Selon une source administrative, ces nouveaux engins s’inscrivent dans le programme gouvernemental « Esprit de vie », porté par le ministère des Transports, Voies de communication et Désenclavement Jean-Pierre Bemba Gombo.
L’initiative vise à moderniser le parc automobile public et à offrir une alternative fiable face à la raréfaction des bus privés, conséquence directe des comportements inciviques sur les routes de Kinshasa. « Pour résoudre le problème du transport urbain devenu pénible dans la capitale, le ministre des Transports, Voies de communication et Désenclavement, Jean-Pierre Bemba Gombo, a mis à la disposition du programme gouvernemental Esprit de vie 480 nouveaux bus, afin de faciliter les déplacements de la classe moyenne », a déclaré Joël Ilangila, chargé de recouvrement du programme.
Il a également précisé que les conditions préalables à l’acquisition et à l’exploitation de ces bus seront rendues publiques dès ce lundi, afin de garantir la transparence et l’accessibilité du programme aux bénéficiaires ciblés.
Cette dotation intervient dans un contexte marqué par la désertion de plusieurs transporteurs en commun, confrontés notamment aux embouteillages chroniques, au non-respect du code de la route, aux tracasseries et à l’insécurité routière.

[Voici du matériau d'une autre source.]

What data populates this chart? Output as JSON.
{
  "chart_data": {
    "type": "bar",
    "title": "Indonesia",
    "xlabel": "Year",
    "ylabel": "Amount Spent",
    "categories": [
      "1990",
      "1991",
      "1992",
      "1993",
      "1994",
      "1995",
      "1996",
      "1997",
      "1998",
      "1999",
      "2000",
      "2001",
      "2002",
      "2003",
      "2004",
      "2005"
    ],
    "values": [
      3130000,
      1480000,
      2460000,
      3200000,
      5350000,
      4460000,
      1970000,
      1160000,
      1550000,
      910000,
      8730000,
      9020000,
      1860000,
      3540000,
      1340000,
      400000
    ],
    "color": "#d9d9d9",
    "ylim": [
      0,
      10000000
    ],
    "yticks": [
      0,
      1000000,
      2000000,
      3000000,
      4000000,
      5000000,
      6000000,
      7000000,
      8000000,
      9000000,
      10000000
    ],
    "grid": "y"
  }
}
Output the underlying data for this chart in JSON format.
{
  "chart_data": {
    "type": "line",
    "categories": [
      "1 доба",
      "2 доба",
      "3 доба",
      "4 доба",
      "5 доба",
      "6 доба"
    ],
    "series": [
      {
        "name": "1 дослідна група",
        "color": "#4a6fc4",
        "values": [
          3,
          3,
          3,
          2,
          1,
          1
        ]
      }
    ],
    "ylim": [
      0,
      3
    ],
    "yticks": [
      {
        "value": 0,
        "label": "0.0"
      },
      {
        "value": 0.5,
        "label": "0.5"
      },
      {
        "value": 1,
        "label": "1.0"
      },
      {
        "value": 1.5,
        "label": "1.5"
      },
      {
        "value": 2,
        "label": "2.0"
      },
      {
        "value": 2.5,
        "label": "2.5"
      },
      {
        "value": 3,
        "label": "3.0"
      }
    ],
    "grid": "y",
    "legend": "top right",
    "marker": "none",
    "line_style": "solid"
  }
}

Des facteurs qui ont progressivement réduit l’offre de transport, aggravant les difficultés de déplacement des Kinois.
À terme, le programme Esprit de vie, qui prévoit la mise en circulation de près de 500 bus, ambitionne de redynamiser le transport public, réduire la pression sur les taxis et taxis-bus privés, et restaurer une certaine discipline dans la circulation urbaine de Kinshasa, mégapole de plus de 15 millions d’habitants.